Aktivieren Sie es mit:
uwfmgr filter enable-horm
Nach der Aktivierung müssen Sie den Computer einmal in den Ruhezustand versetzen ( Shutdown /h), ihn anschließend wieder aktivieren und neu starten. Der Clou dabei ist, dass das System diese Sitzung auch nach Neustarts aufrechterhält, ohne die Änderungen erneut anzuwenden – quasi ein extrem leistungsstarker Ruhezustand.
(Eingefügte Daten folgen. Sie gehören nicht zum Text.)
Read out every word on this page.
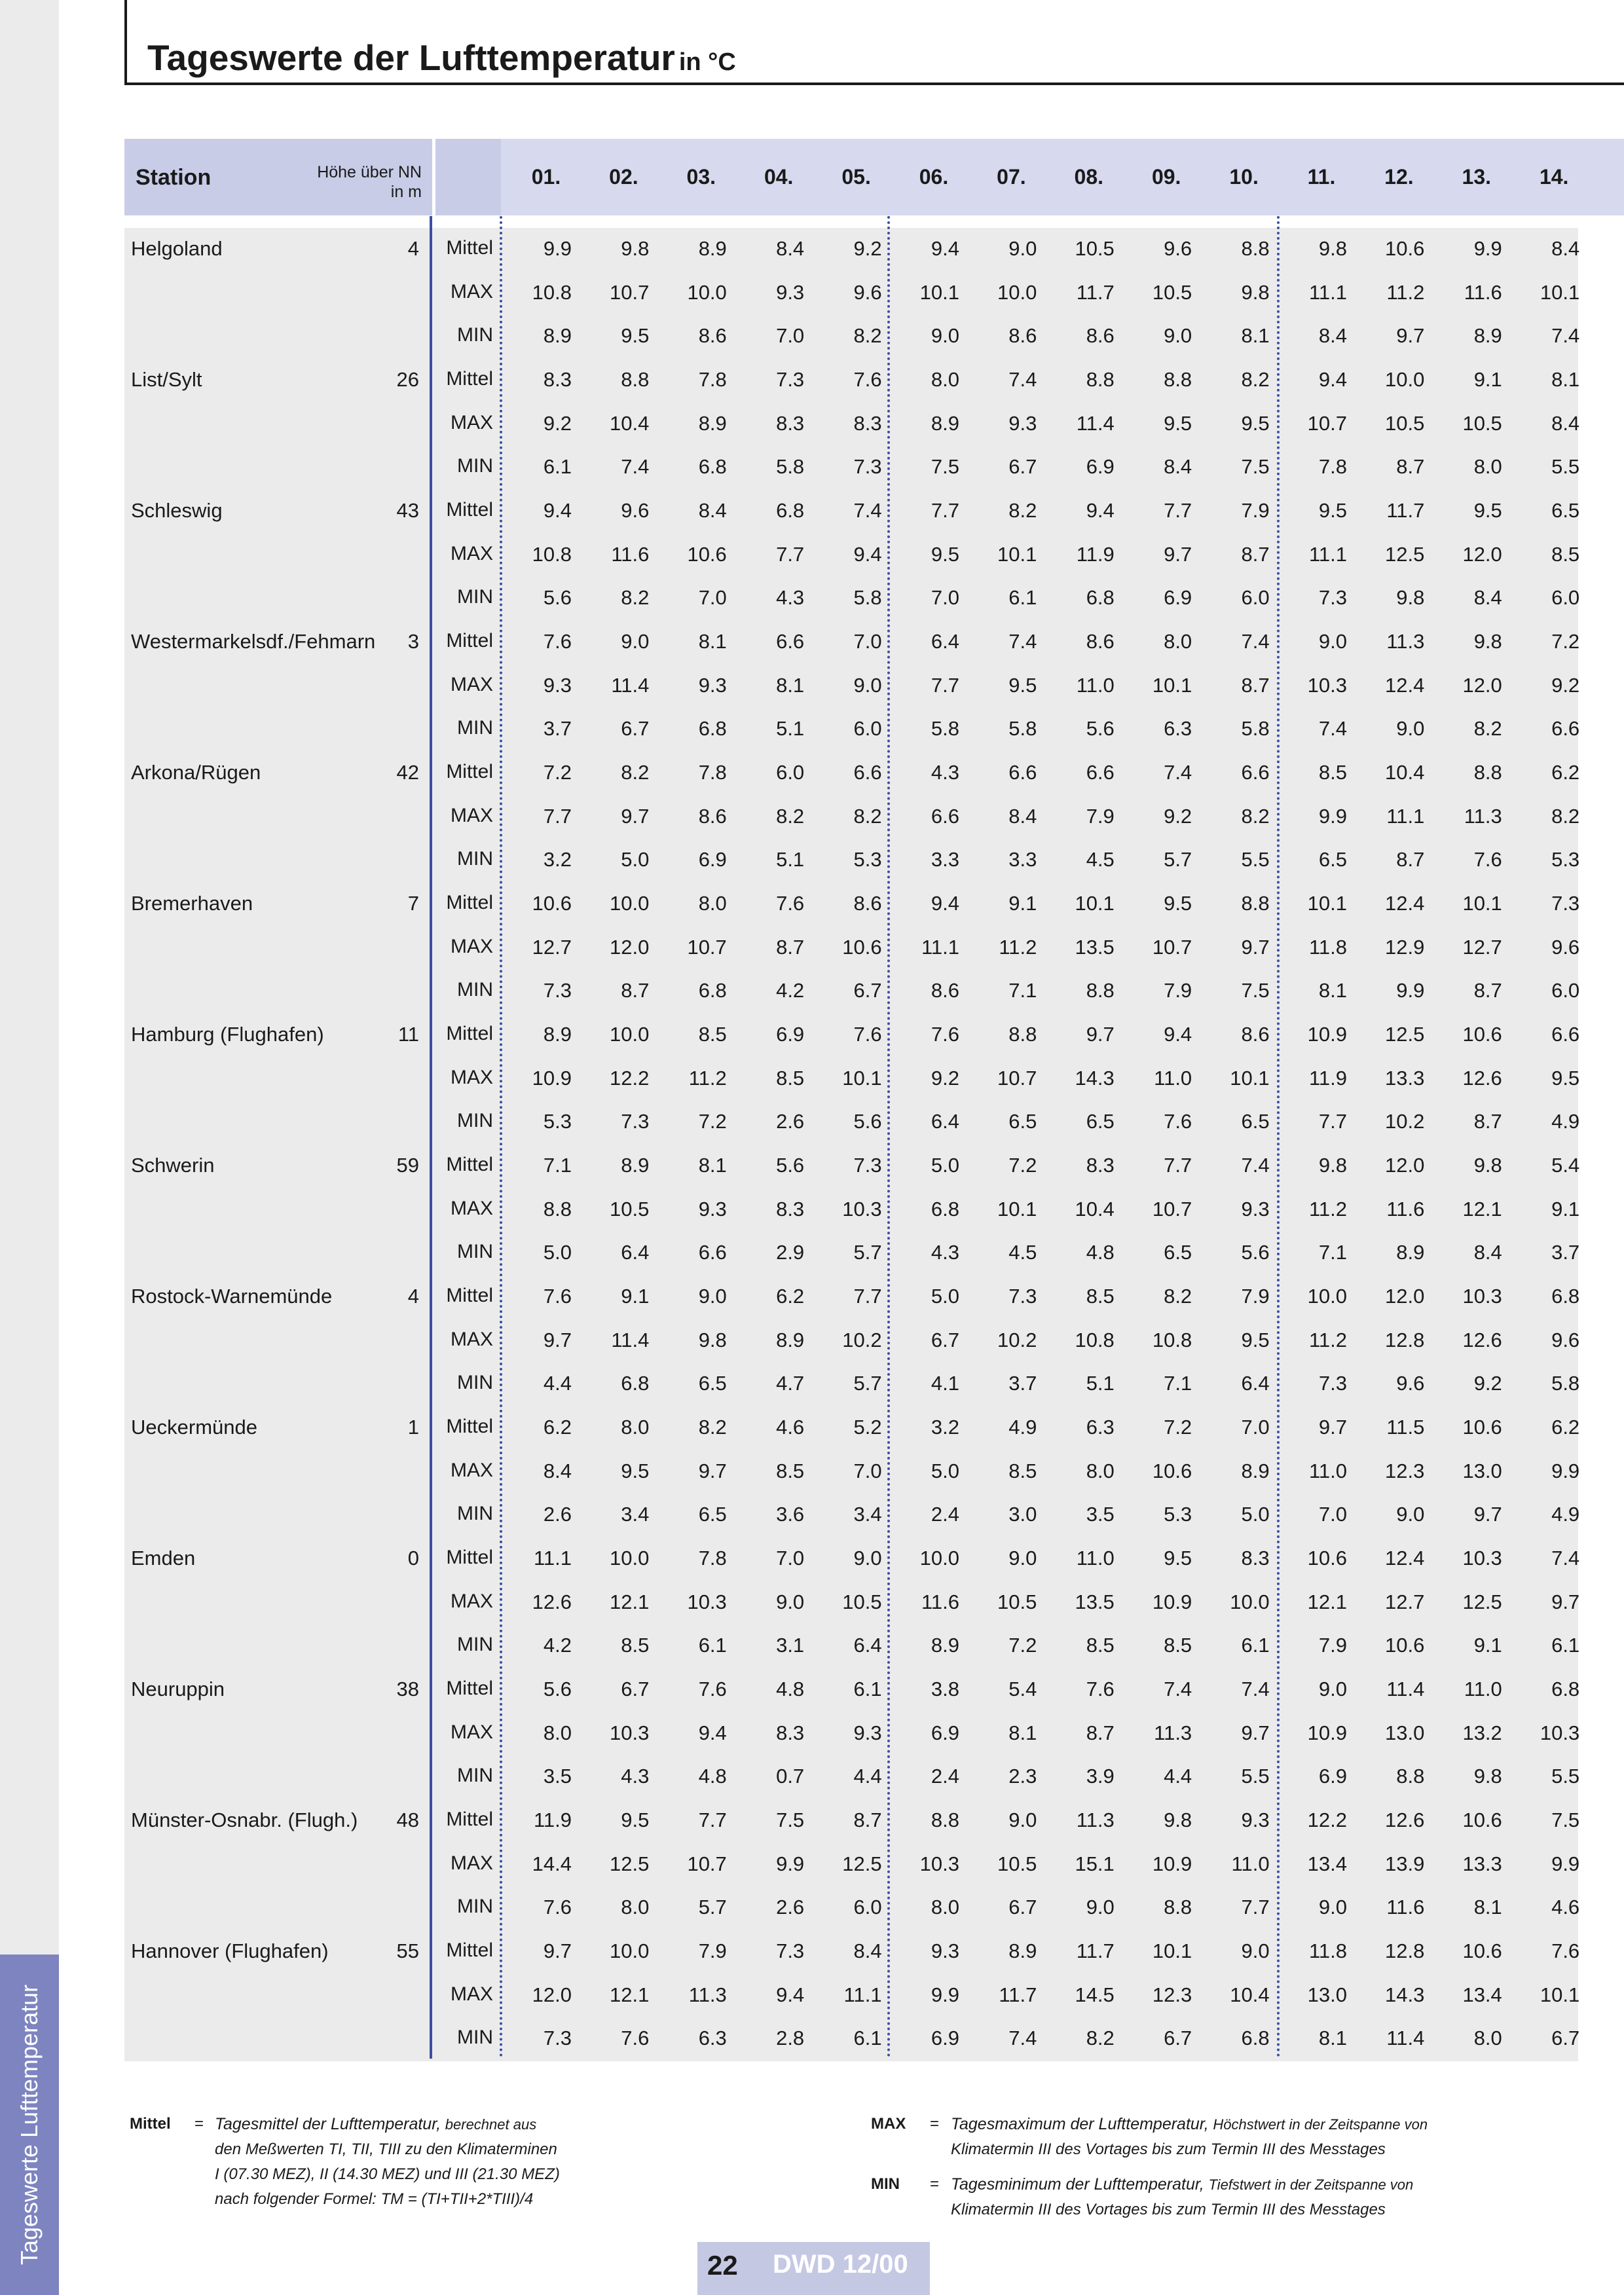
Tageswerte Lufttemperatur
Tageswerte der Lufttemperatur in °C
Station	Höhe über NN
in m
01.	02.	03.	04.	05.	06.	07.	08.	09.	10.	11.	12.	13.	14.
Helgoland	4	Mittel	9.9	9.8	8.9	8.4	9.2	9.4	9.0	10.5	9.6	8.8	9.8	10.6	9.9	8.4
MAX	10.8	10.7	10.0	9.3	9.6	10.1	10.0	11.7	10.5	9.8	11.1	11.2	11.6	10.1
MIN	8.9	9.5	8.6	7.0	8.2	9.0	8.6	8.6	9.0	8.1	8.4	9.7	8.9	7.4
List/Sylt	26	Mittel	8.3	8.8	7.8	7.3	7.6	8.0	7.4	8.8	8.8	8.2	9.4	10.0	9.1	8.1
MAX	9.2	10.4	8.9	8.3	8.3	8.9	9.3	11.4	9.5	9.5	10.7	10.5	10.5	8.4
MIN	6.1	7.4	6.8	5.8	7.3	7.5	6.7	6.9	8.4	7.5	7.8	8.7	8.0	5.5
Schleswig	43	Mittel	9.4	9.6	8.4	6.8	7.4	7.7	8.2	9.4	7.7	7.9	9.5	11.7	9.5	6.5
MAX	10.8	11.6	10.6	7.7	9.4	9.5	10.1	11.9	9.7	8.7	11.1	12.5	12.0	8.5
MIN	5.6	8.2	7.0	4.3	5.8	7.0	6.1	6.8	6.9	6.0	7.3	9.8	8.4	6.0
Westermarkelsdf./Fehmarn	3	Mittel	7.6	9.0	8.1	6.6	7.0	6.4	7.4	8.6	8.0	7.4	9.0	11.3	9.8	7.2
MAX	9.3	11.4	9.3	8.1	9.0	7.7	9.5	11.0	10.1	8.7	10.3	12.4	12.0	9.2
MIN	3.7	6.7	6.8	5.1	6.0	5.8	5.8	5.6	6.3	5.8	7.4	9.0	8.2	6.6
Arkona/Rügen	42	Mittel	7.2	8.2	7.8	6.0	6.6	4.3	6.6	6.6	7.4	6.6	8.5	10.4	8.8	6.2
MAX	7.7	9.7	8.6	8.2	8.2	6.6	8.4	7.9	9.2	8.2	9.9	11.1	11.3	8.2
MIN	3.2	5.0	6.9	5.1	5.3	3.3	3.3	4.5	5.7	5.5	6.5	8.7	7.6	5.3
Bremerhaven	7	Mittel	10.6	10.0	8.0	7.6	8.6	9.4	9.1	10.1	9.5	8.8	10.1	12.4	10.1	7.3
MAX	12.7	12.0	10.7	8.7	10.6	11.1	11.2	13.5	10.7	9.7	11.8	12.9	12.7	9.6
MIN	7.3	8.7	6.8	4.2	6.7	8.6	7.1	8.8	7.9	7.5	8.1	9.9	8.7	6.0
Hamburg (Flughafen)	11	Mittel	8.9	10.0	8.5	6.9	7.6	7.6	8.8	9.7	9.4	8.6	10.9	12.5	10.6	6.6
MAX	10.9	12.2	11.2	8.5	10.1	9.2	10.7	14.3	11.0	10.1	11.9	13.3	12.6	9.5
MIN	5.3	7.3	7.2	2.6	5.6	6.4	6.5	6.5	7.6	6.5	7.7	10.2	8.7	4.9
Schwerin	59	Mittel	7.1	8.9	8.1	5.6	7.3	5.0	7.2	8.3	7.7	7.4	9.8	12.0	9.8	5.4
MAX	8.8	10.5	9.3	8.3	10.3	6.8	10.1	10.4	10.7	9.3	11.2	11.6	12.1	9.1
MIN	5.0	6.4	6.6	2.9	5.7	4.3	4.5	4.8	6.5	5.6	7.1	8.9	8.4	3.7
Rostock-Warnemünde	4	Mittel	7.6	9.1	9.0	6.2	7.7	5.0	7.3	8.5	8.2	7.9	10.0	12.0	10.3	6.8
MAX	9.7	11.4	9.8	8.9	10.2	6.7	10.2	10.8	10.8	9.5	11.2	12.8	12.6	9.6
MIN	4.4	6.8	6.5	4.7	5.7	4.1	3.7	5.1	7.1	6.4	7.3	9.6	9.2	5.8
Ueckermünde	1	Mittel	6.2	8.0	8.2	4.6	5.2	3.2	4.9	6.3	7.2	7.0	9.7	11.5	10.6	6.2
MAX	8.4	9.5	9.7	8.5	7.0	5.0	8.5	8.0	10.6	8.9	11.0	12.3	13.0	9.9
MIN	2.6	3.4	6.5	3.6	3.4	2.4	3.0	3.5	5.3	5.0	7.0	9.0	9.7	4.9
Emden	0	Mittel	11.1	10.0	7.8	7.0	9.0	10.0	9.0	11.0	9.5	8.3	10.6	12.4	10.3	7.4
MAX	12.6	12.1	10.3	9.0	10.5	11.6	10.5	13.5	10.9	10.0	12.1	12.7	12.5	9.7
MIN	4.2	8.5	6.1	3.1	6.4	8.9	7.2	8.5	8.5	6.1	7.9	10.6	9.1	6.1
Neuruppin	38	Mittel	5.6	6.7	7.6	4.8	6.1	3.8	5.4	7.6	7.4	7.4	9.0	11.4	11.0	6.8
MAX	8.0	10.3	9.4	8.3	9.3	6.9	8.1	8.7	11.3	9.7	10.9	13.0	13.2	10.3
MIN	3.5	4.3	4.8	0.7	4.4	2.4	2.3	3.9	4.4	5.5	6.9	8.8	9.8	5.5
Münster-Osnabr. (Flugh.)	48	Mittel	11.9	9.5	7.7	7.5	8.7	8.8	9.0	11.3	9.8	9.3	12.2	12.6	10.6	7.5
MAX	14.4	12.5	10.7	9.9	12.5	10.3	10.5	15.1	10.9	11.0	13.4	13.9	13.3	9.9
MIN	7.6	8.0	5.7	2.6	6.0	8.0	6.7	9.0	8.8	7.7	9.0	11.6	8.1	4.6
Hannover (Flughafen)	55	Mittel	9.7	10.0	7.9	7.3	8.4	9.3	8.9	11.7	10.1	9.0	11.8	12.8	10.6	7.6
MAX	12.0	12.1	11.3	9.4	11.1	9.9	11.7	14.5	12.3	10.4	13.0	14.3	13.4	10.1
MIN	7.3	7.6	6.3	2.8	6.1	6.9	7.4	8.2	6.7	6.8	8.1	11.4	8.0	6.7
Mittel = Tagesmittel der Lufttemperatur, berechnet aus
den Meßwerten TI, TII, TIII zu den Klimaterminen
I (07.30 MEZ), II (14.30 MEZ) und III (21.30 MEZ)
nach folgender Formel: TM = (TI+TII+2*TIII)/4
MAX = Tagesmaximum der Lufttemperatur, Höchstwert in der Zeitspanne von
Klimatermin III des Vortages bis zum Termin III des Messtages
MIN = Tagesminimum der Lufttemperatur, Tiefstwert in der Zeitspanne von
Klimatermin III des Vortages bis zum Termin III des Messtages
22 DWD 12/00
Um HORM zu verlassen, führen Sie einfach Folgendes aus:
uwfmgr filter disable-horm
Versprochen, das kann die Leistung steigern und den Festplattenverschleiß reduzieren – insbesondere bei SSDs oder wenn Sie viele Dinge testen, ohne Ihr eigentliches System zu beeinträchtigen.
Schlussgedanken
Ja, UWF kann in manchen Situationen Gold wert sein, aber die Konfiguration ist anfangs etwas knifflig. Wichtig ist, die richtigen Befehle zu kennen, den Neustartzeitpunkt zu verstehen und gegebenenfalls Ausnahmen festzulegen. Es ist etwas fummelig, aber einmal eingerichtet, funktioniert es einwandfrei zum Schutz von Images oder abgesicherten Kiosksystemen.
Zusammenfassung
- Aktivieren Sie UWF über Windows-Funktionen oder PowerShell.
- Verwenden Sie
uwfmgr.exeBefehle, um Volumes zu aktivieren, zu schützen und Konfigurationen zu überprüfen. - Fügen Sie Ausnahmen für Dateien, Ordner oder Registrierungsschlüssel sorgfältig hinzu.
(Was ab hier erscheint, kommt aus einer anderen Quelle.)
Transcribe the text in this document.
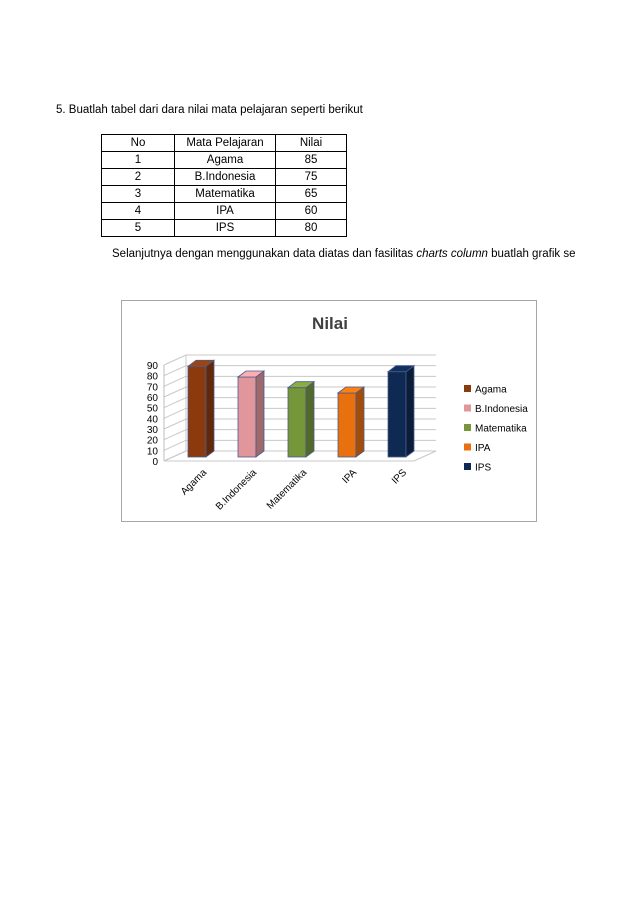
5. Buatlah tabel dari dara nilai mata pelajaran seperti berikut
No	Mata Pelajaran	Nilai
1	Agama	85
2	B.Indonesia	75
3	Matematika	65
4	IPA	60
5	IPS	80
Selanjutnya dengan menggunakan data diatas dan fasilitas charts column buatlah grafik se
Nilai
0
10
20
30
40
50
60
70
80
90
Agama B.Indonesia Matematika	IPA	IPS
Agama
B.Indonesia
Matematika
IPA
IPS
- Verwenden Sie den Wartungsmodus für Aktualisierungen, um den Verlust von Änderungen zu vermeiden.
- UWF lässt sich nach Gebrauch mit einem einzigen Befehl deaktivieren – vergessen Sie nicht, das Gerät neu zu starten.
Zusammenfassung
Hoffentlich macht das UWF etwas verständlicher. Bei manchen Konfigurationen ist es knifflig, bei anderen funktioniert es auf Anhieb. Je mehr Sie damit experimentieren, desto besser verstehen Sie die Möglichkeiten. Wenn Sie diese Funktionen in der Praxis einsetzen, testen Sie unbedingt vorher die Ausschlussliste und die Aktualisierungsprozeduren. Viel Erfolg und hoffentlich hilft dies jemandem, sich die üblichen Rätsel zu ersparen.